Die Wirkung von Rot in verschiedenen Kontexten
Attraktivität und Wahrnehmung
Farben haben einen grossen Einfluss darauf, wie wir die Attraktivität von anderen einschätzen. In der bisherigen psychologischen Forschung stellte sich dabei die Farbe Rot als besonders bedeutsam heraus. Männer beispielsweise bewerten eine Frau als attraktiver, wenn sie ein rotes T-Shirt trägt und sind bereit, mehr Geld bei einer Verabredung mit einer rotgekleideten Frau auszugeben.

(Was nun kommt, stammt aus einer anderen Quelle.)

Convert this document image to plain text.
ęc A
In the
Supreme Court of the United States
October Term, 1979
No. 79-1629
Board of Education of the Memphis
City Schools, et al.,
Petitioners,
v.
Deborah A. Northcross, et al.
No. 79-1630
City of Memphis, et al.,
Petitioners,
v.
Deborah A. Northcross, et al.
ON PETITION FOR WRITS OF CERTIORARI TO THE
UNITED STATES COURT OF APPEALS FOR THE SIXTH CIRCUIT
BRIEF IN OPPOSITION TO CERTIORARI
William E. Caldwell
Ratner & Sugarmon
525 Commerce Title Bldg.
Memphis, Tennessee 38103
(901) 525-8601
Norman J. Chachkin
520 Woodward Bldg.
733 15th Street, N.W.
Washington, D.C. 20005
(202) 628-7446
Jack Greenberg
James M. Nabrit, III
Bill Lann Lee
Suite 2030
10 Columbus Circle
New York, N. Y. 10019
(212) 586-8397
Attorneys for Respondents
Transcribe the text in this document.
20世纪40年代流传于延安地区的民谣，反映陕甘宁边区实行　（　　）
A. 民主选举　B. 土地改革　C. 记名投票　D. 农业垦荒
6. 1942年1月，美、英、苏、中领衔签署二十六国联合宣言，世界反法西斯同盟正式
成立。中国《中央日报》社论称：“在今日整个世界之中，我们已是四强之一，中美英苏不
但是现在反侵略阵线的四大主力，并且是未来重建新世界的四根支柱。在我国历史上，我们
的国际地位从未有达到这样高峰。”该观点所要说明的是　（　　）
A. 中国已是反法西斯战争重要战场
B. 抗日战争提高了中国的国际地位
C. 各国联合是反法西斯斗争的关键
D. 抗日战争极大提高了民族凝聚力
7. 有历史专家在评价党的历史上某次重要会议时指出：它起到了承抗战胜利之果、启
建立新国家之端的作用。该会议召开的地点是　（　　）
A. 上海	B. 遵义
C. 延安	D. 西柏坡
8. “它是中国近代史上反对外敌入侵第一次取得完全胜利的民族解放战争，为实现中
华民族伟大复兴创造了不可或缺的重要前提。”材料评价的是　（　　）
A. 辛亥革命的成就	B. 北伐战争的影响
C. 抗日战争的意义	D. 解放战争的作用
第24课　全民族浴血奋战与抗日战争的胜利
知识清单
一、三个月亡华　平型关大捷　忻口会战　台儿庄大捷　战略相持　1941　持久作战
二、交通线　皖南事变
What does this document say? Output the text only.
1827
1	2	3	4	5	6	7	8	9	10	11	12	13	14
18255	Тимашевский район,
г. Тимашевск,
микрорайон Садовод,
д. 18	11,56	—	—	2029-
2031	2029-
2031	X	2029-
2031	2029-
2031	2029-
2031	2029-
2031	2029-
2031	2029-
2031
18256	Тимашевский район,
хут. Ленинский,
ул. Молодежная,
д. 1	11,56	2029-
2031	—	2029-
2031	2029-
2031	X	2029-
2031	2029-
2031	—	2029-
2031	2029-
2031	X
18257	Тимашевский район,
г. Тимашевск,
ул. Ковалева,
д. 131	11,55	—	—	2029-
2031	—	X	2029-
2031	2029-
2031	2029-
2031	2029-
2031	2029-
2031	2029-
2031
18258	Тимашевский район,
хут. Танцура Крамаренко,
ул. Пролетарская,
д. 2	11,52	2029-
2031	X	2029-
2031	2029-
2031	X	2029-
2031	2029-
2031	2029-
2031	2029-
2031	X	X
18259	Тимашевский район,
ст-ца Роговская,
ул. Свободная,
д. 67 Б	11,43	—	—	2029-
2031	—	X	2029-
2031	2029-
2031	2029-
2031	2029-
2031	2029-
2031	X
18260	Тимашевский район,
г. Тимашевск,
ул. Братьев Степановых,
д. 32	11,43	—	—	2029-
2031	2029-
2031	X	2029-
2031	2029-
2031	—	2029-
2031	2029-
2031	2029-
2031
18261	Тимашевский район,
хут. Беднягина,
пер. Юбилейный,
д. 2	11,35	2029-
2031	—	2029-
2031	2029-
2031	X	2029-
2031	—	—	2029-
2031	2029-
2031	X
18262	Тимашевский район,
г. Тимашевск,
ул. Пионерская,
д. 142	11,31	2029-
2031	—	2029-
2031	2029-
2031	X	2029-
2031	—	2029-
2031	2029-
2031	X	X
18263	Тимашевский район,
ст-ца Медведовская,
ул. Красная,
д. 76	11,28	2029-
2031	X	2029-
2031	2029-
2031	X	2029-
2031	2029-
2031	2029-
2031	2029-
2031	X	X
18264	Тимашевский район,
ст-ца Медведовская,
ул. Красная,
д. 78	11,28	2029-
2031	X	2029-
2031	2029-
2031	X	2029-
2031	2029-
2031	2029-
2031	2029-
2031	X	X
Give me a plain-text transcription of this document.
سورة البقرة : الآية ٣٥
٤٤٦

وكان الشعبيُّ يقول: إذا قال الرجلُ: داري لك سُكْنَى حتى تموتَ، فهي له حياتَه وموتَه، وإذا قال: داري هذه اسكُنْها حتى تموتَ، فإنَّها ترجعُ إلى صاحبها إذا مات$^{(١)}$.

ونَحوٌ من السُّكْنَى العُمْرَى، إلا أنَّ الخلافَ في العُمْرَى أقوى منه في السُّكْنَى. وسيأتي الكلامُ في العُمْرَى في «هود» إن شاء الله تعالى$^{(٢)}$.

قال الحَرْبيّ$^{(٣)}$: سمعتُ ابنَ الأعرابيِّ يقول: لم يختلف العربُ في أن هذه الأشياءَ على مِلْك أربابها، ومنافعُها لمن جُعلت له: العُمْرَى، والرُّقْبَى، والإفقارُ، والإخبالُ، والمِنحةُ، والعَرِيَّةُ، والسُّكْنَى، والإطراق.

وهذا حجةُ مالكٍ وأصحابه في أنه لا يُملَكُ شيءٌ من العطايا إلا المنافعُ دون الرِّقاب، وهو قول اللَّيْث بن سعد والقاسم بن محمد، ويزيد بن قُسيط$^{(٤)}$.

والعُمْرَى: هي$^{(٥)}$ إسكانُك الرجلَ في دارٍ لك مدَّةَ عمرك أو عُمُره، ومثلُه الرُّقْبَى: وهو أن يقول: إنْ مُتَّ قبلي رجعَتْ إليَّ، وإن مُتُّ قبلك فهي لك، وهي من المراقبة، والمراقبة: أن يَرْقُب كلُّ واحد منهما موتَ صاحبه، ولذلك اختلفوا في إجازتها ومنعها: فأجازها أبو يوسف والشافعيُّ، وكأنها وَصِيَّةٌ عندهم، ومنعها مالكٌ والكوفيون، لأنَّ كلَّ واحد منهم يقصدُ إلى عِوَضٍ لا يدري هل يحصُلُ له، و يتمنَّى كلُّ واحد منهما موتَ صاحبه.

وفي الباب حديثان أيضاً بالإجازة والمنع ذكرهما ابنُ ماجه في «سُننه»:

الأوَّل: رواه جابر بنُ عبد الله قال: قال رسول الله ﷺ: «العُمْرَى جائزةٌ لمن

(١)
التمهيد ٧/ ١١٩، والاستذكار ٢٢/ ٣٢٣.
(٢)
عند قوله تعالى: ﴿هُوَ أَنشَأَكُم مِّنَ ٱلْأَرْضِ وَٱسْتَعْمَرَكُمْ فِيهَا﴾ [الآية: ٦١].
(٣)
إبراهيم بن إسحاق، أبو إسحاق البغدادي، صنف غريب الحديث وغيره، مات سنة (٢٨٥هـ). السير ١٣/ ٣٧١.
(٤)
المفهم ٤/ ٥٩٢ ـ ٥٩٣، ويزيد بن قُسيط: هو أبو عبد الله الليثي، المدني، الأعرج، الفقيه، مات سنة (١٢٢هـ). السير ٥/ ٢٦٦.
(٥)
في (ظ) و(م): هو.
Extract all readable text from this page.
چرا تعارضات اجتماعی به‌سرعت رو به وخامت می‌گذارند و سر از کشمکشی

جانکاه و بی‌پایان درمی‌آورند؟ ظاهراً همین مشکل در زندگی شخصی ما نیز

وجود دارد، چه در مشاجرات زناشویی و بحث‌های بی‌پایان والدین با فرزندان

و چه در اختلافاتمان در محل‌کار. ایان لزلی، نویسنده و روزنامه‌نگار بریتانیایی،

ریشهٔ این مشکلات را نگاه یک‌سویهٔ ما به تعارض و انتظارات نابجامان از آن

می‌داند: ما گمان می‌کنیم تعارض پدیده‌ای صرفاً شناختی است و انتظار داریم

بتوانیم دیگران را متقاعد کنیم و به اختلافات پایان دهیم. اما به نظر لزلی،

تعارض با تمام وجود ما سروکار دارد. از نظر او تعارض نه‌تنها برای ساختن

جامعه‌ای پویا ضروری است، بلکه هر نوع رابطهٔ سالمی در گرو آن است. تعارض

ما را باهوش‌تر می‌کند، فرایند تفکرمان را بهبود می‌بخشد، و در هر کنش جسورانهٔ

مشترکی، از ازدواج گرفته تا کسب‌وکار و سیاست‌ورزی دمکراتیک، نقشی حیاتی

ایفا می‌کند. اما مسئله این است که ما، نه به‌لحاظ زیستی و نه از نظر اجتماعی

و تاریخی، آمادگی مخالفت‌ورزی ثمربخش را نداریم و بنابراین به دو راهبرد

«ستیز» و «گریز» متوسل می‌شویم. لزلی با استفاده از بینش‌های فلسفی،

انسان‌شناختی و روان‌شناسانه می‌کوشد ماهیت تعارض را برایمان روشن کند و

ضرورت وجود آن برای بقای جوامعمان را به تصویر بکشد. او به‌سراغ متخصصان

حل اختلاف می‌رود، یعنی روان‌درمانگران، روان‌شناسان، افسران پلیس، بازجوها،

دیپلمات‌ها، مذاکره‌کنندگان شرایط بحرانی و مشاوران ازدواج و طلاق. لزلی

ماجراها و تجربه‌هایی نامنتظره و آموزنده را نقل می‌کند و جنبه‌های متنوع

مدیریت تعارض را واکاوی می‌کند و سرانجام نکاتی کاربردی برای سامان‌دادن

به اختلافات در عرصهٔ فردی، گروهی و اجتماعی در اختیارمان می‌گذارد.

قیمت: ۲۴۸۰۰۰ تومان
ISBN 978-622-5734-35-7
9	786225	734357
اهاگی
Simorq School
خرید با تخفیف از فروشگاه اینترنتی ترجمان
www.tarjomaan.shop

Rot scheint sich nicht direkt auf die wahrgenommene Attraktivität auszuwirken, sondern indirekt über eine höhere Einschätzung der sexuellen Bereitschaft bzw. Empfänglichkeit. Dafür lassen sich zahlreiche gesellschaftliche als auch physiologische bzw. biologische Gründe anführen. Gesellschaftlich etwa wird die Farbe Rot häufig mit weiblicher Sexualität assoziiert (z.B. Rotlichtmilieu, Damenunterwäsche, Kosmetika). Physiologisch entsteht bei Frauen, die sexuell erregt sind, eine Rötung im oberen Brustbereich, am Nacken und im Gesicht. Hinzu kommt, dass die Haut von Frauen während des Zeitraums der höchsten Fruchtbarkeit im Zyklus ein wenig heller wird, was ein Erröten besser sichtbar macht.
Sport und Wettbewerb
Auch in der Sportpsychologie wird schon seit knapp zwei Jahrzehnten an der Frage gearbeitet, ob rote Sportkleidung Athleten zu Siegern macht. Jedoch ergab eine Langzeitbetrachtung über 55 Jahre hinweg, dass englische Fussballteams in roten Trikots häufiger gewannen, als statistisch zu erwarten gewesen wäre. Woran das liegt, ist hingegen unklar. «Es geht ja nicht nur ums Gewinnen, wenn wir Rot tragen, sondern auch darum, was man dem Gegner signalisiert», ordnet Christine ein. «Es heisst nicht zwangsläufig, dass das rote Team in der Angriffsphase überlegen ist, sondern auch, dass sich das andere Team möglicherweise schlechter verteidigen kann, wenn es rot sieht.»
Business und Styling
Wer Rot trägt, wirkt selbstbewusst und zielstrebig. Rot erzeugt schon bei Neugeborenen Reaktionen. Was das jetzt bedeutet? Auf jeden Fall, dass die Farbe Rot sich von anderen Farben in ihrer Wirkung unterscheidet. Denn frühere Studien zeigten: Neugeborene können die Farbe Rot bereits erkennen und schenken ihr Aufmerksamkeit, während sie Blau ignorieren. Solch ein biologischer Mechanismus ist nur dann sinnvoll, wenn Rot evolutionär eine besondere Bedeutung hat.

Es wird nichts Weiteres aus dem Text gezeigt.